| > This sounds like the rant of a typical Linux fanboy Hi, it's me the Linux fanboy whose entire personality is making Hackintosh and VM apps for iOS. Just a friendly reminder that attacks on the author's credentials have no baring on the weight of the arguments. > The reason there is no explicit threat model defined in the TPM specs is because it defines a general-purpose hardware security module It sounds like you have zero experience in security :) > it defines a general-purpose hardware security module No it doesn't. I think you're hinting at HSM which is another beast I may write another fanboy FUD piece about at some point. But no, HSMs are not the same as TPMs. And TPMs are not HSMs. For one thing, and HSM defines something called a trust boundary where keys should never leave. TPMs will happily hand you the keys when you meet a certain condition. HSMs support key migration and provides a secure way to transfer keys from one HSM to another without leaving the trust boundary. I can go on and on... > TPM's security properties also depend on the rest of the system The argument isn't TPM versus no security.
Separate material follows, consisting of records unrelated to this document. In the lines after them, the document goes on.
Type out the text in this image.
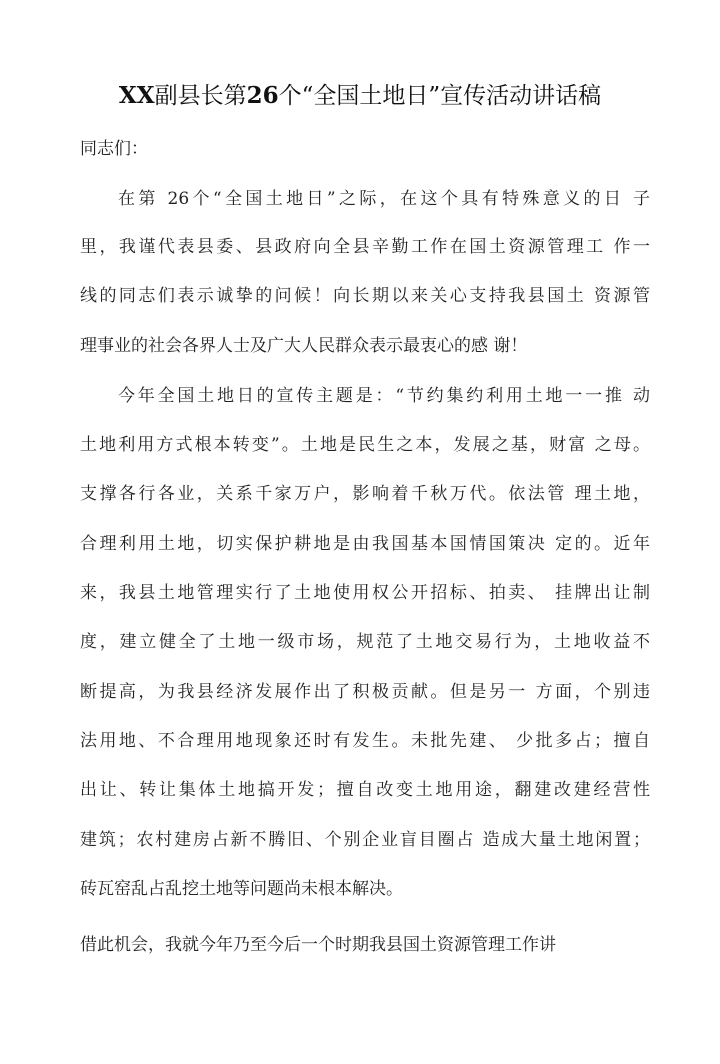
XX副县长第26个“全国土地日”宣传活动讲话稿
同志们：
在第 26个“全国土地日”之际，在这个具有特殊意义的日 子
里，我谨代表县委、县政府向全县辛勤工作在国土资源管理工 作一
线的同志们表示诚挚的问候！向长期以来关心支持我县国土 资源管
理事业的社会各界人士及广大人民群众表示最衷心的感 谢！
今年全国土地日的宣传主题是：“节约集约利用土地一一推 动
土地利用方式根本转变”。土地是民生之本，发展之基，财富 之母。
支撑各行各业，关系千家万户，影响着千秋万代。依法管 理土地，
合理利用土地，切实保护耕地是由我国基本国情国策决 定的。近年
来，我县土地管理实行了土地使用权公开招标、拍卖、 挂牌出让制
度，建立健全了土地一级市场，规范了土地交易行为，土地收益不
断提高，为我县经济发展作出了积极贡献。但是另一 方面，个别违
法用地、不合理用地现象还时有发生。未批先建、 少批多占；擅自
出让、转让集体土地搞开发；擅自改变土地用途，翻建改建经营性
建筑；农村建房占新不腾旧、个别企业盲目圈占 造成大量土地闲置；
砖瓦窑乱占乱挖土地等问题尚未根本解决。
借此机会，我就今年乃至今后一个时期我县国土资源管理工作讲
The argument is TPM versus the existing security you have on Windows. (Passwords, FDE, etc). Of course all this depends on the system. TPM doesn't add anything (* with the exception already listed in the article). > it at least opens the possibility of making it secure in the future once those vulnerabilities are discovered & fixed Nope. Architecturally flawed. But I'd just be repeating the argument from the article. > means a casual attacker can't just pull a drive or reboot the machine and run chntpw or steal sensitive data from discarded drives that haven't been properly wiped They can with a $80 FPGA. Read the appendix. > I like the fact that a rogue datacenter employee or intruder can't just pull one of my servers' drives out and get sensitive data. They can with a $80 FPGA. (Unless your datacenter uses Intel TXT and tboot and other prerequisites that were talked about in the article) > I like not having to worry about having sensitive keys on the filesystem somewhere If you use BitLocker, they are always in kernel memory > derived from the TPM doing remote attestation at boot That's not what "remote attestation" means :) > I like not having to worry about unattended reboots or entering LUKS passphrases remotely If you like that, just disable your password and you'll get the same result |
You can create non-exportable keys on TPM's, and there are mechanisms to securely transfer keys between devices.
Granted, doing so is kind of a mess, but nonetheless possible.